The 18 participants in the trial were chosen because their tumors shared a genetic defect that prevents cells from repairing damage to DNA. To the researchers’ amazement, the cancer vanished in every single patient — with no major side effects and no need for further treatment. “I believe this is the first time this has happened in the history of cancer,” the trial’s senior author, oncologist Luis Diaz Jr., told The New York Times. Added lead author Andrea Cercek: “There were a lot of happy tears.”

Despite the study’s small size, it points towards a bright future for checkpoint inhibitors. Since their introduction a decade ago, these medications have become the treatment of choice for a growing array of cancers — particularly varieties with multiple mutations, like those in the trial, which can be easier for the immune system to detect. And the drugs’ efficacy isn’t their only potential advantage. “These patients might have been cured with standard therapy, but with checkpoint inhibitors they won’t suffer the consequences of those treatments,” says Alan Venook, a colorectal cancer specialist at the University of California, San Francisco. “The quality-of-life implications are dramatic.”

(Credit: David A Litman/Shutterstock)

The second set of headline-grabbing results concerned breast cancer and a protein known as HER2. Medications that block HER2, introduced in the 1990s, have proved remarkably effective against cancers that express high levels of the protein. These HER2-positive breast cancers, however, account for only 15 to 20 percent of cases. Conventional HER2 blockers don’t work against cancers that express lower levels of HER2, which represent about 50 percent of breast cancer cases. But in a study published in June in the New England Journal of Medicine, a drug that targets HER2 in a novel way showed unprecedented promise.
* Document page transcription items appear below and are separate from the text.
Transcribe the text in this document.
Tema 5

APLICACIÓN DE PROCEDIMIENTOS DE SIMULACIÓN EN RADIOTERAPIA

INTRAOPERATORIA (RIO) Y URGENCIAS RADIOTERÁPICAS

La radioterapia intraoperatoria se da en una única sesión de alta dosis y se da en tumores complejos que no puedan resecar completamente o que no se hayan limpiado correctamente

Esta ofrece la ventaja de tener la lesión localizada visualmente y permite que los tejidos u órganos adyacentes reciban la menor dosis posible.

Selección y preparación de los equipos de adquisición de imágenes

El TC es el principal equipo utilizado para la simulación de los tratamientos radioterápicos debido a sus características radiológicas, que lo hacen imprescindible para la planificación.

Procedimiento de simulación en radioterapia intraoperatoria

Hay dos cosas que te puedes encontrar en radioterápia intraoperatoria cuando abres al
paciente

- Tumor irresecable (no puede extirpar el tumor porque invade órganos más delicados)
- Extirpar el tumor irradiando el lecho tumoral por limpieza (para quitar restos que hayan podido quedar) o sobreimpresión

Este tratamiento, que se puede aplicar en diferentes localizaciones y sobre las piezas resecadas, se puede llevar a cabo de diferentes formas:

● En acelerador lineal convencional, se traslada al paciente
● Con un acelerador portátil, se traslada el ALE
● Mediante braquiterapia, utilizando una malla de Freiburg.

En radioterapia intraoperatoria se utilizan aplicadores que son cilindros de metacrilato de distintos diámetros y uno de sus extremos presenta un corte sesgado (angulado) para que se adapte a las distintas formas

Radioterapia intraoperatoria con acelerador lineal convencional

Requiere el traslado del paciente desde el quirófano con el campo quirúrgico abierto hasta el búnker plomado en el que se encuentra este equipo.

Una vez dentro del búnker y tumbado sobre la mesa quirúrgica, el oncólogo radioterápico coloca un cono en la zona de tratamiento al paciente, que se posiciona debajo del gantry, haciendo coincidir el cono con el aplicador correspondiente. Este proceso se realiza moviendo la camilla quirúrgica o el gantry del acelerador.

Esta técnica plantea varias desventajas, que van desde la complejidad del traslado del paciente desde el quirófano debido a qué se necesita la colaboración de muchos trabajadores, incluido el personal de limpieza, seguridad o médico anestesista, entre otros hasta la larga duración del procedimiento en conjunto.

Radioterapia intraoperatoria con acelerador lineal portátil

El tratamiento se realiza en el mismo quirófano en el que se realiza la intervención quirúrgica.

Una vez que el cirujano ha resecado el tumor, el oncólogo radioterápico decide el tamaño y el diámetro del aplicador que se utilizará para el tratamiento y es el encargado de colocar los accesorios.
In the trial, led by Sloan Kettering oncologist Shanu Modi, 557 women with HER2-low metastatic breast cancer were divided into two groups: One cohort took a medication called trastuzumab deruxtecan, approved in 2019 for HER2-positive breast cancers. The other underwent standard chemotherapy. Patients in the trastuzumab deruxtecan group survived for a median of 23.4 months, versus 16.8 months for the control group. Although that difference might seem modest, it’s far beyond the norm in drug trials for metastatic breast cancer, where improvements are typically measured in weeks at best. When Modi and her co-authors finished their presentation at the ASCO conference, they received a standing ovation.

Trastuzumab deruxtecan belongs to an emerging category of cancer treatments known as antibody drug conjugates (ADCs). These medications use an antibody to deliver a chemotherapy drug to tumor cells (like those below) that carry a specific protein — in this case, HER2. When the antibody locates such a cell, it binds to it and releases the chemo, which kills not only that cell but its neighbors. Instead of carpet-bombing the body, as with conventional chemo, ADCs behave like guided missiles, focusing greater firepower on the tumor and reducing collateral damage to normal tissues.

Like most chemotherapies, trastuzumab deruxtecan has harsh side effects, including nausea, vomiting and blood disorders; it can also cause lung damage, which killed three trial participants. For patients with advanced cancers, however, these risks may be acceptable for a few more months of life. The study convinced clinicians and regulators, as well: In August, the U.S. Food and Drug Administration expanded its approval of trastuzumab deruxtecan to cover inoperable or metastatic HER2-low breast cancer.

 “To see the benefit of HER2-directed treatment extended to a much larger group of patients is very impressive,” says Halle Moore, director of breast medical oncology at the Cleveland Clinic, who enrolled some patients in the trial. “These results were really practice changing.”